A, employee training fees are not included in the cost of fixed assets, but should be included in the current profit and loss when they occur
B, when purchasing a number of fixed assets without separate price tag with one sum, the total cost should be allocated according to the fair value ratio of each fixed asset, and the cost of each fixed asset should be determined separately
C, the input tax on raw materials used for building real estate should be transferred out
D, and when determining the initial entry cost of specific fixed assets in special industries.
A, large initial direct expenses incurred by the lessor in operating lease
B, large initial direct expenses incurred by the lessee in operating lease
C, large initial direct expenses incurred by the lessor in financing lease
D, large initial direct expenses incurred by the lessee in financing lease
E, and financing expenses incurred by leasing equipment that can be put into use without installation <
a. For unimportant prior errors, they should be treated as current events.
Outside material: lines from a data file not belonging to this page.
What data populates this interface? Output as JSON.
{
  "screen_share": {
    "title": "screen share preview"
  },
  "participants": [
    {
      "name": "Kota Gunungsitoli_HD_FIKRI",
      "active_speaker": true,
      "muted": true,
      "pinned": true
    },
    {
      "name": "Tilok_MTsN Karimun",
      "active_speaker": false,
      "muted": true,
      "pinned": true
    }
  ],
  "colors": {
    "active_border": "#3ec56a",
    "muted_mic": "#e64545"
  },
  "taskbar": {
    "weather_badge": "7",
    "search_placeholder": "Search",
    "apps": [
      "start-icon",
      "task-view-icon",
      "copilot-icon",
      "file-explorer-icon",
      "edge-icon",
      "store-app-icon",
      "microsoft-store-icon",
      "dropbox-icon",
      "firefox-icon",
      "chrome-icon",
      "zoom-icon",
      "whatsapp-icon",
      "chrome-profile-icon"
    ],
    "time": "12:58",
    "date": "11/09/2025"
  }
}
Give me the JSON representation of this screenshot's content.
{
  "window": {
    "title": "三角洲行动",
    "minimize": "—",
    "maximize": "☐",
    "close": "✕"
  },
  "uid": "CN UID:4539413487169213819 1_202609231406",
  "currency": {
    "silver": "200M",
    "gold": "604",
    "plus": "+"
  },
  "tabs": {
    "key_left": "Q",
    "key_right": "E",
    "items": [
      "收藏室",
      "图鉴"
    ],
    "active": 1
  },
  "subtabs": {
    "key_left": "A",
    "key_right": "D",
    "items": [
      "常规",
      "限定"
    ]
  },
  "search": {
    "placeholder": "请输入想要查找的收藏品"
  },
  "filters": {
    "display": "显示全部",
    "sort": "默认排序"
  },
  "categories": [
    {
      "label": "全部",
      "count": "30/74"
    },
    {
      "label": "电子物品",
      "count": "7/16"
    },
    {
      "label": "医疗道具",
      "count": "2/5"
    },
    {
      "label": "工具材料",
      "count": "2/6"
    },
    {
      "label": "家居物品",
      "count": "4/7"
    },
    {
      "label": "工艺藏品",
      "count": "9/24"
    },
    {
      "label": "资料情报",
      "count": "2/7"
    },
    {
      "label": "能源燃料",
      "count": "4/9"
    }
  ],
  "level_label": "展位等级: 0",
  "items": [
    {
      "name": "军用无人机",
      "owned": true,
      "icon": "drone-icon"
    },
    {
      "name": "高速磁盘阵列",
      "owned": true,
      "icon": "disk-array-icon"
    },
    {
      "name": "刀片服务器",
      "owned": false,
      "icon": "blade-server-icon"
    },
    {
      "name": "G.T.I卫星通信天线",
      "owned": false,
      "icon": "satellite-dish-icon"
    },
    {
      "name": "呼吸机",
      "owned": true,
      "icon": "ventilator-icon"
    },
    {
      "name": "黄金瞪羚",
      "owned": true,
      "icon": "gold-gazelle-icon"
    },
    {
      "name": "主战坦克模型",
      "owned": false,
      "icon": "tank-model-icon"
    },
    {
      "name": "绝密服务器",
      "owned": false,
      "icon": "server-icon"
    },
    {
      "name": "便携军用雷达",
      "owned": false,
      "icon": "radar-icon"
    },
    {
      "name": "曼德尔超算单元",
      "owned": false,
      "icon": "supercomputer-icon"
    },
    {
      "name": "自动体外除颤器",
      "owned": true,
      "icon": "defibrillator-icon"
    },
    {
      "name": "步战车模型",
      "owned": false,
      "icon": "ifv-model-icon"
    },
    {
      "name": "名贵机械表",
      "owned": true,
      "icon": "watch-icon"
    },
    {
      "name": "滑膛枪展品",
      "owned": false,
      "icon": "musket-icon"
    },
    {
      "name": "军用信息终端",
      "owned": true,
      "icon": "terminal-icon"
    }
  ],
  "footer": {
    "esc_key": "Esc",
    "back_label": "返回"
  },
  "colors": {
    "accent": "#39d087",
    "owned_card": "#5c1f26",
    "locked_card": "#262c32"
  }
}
b. If it is not feasible to determine the influence number of prior errors, the future application method must be adopted.
c. Enterprises should adjust the prior comparison data in the financial statements of the current period when important prior errors are found.
d. For unimportant prior errors, enterprises do not need to adjust the opening number of related items in financial statements, but should adjust the related items in the current period.
A, cash inflow from investment activities is 2.4 million yuan
B, cash outflow from investment activities is 6.1 million yuan
C, cash inflow from operating activities is 3.2 million yuan
D, cash outflow from fund-raising activities is 7.4 million yuan
E, cash inflow from fund-raising activities is 81.2 million yuan
Short answer questions
23. Company A, The related transactions or events of Company B in 2 X 1 are as follows: < P > (1) On January 1st, Company A issued 14 million shares of its common stock to Company C, the controlling shareholder of Company B (the par value of each share is L yuan, and the market price is 15 yuan), in order to obtain C.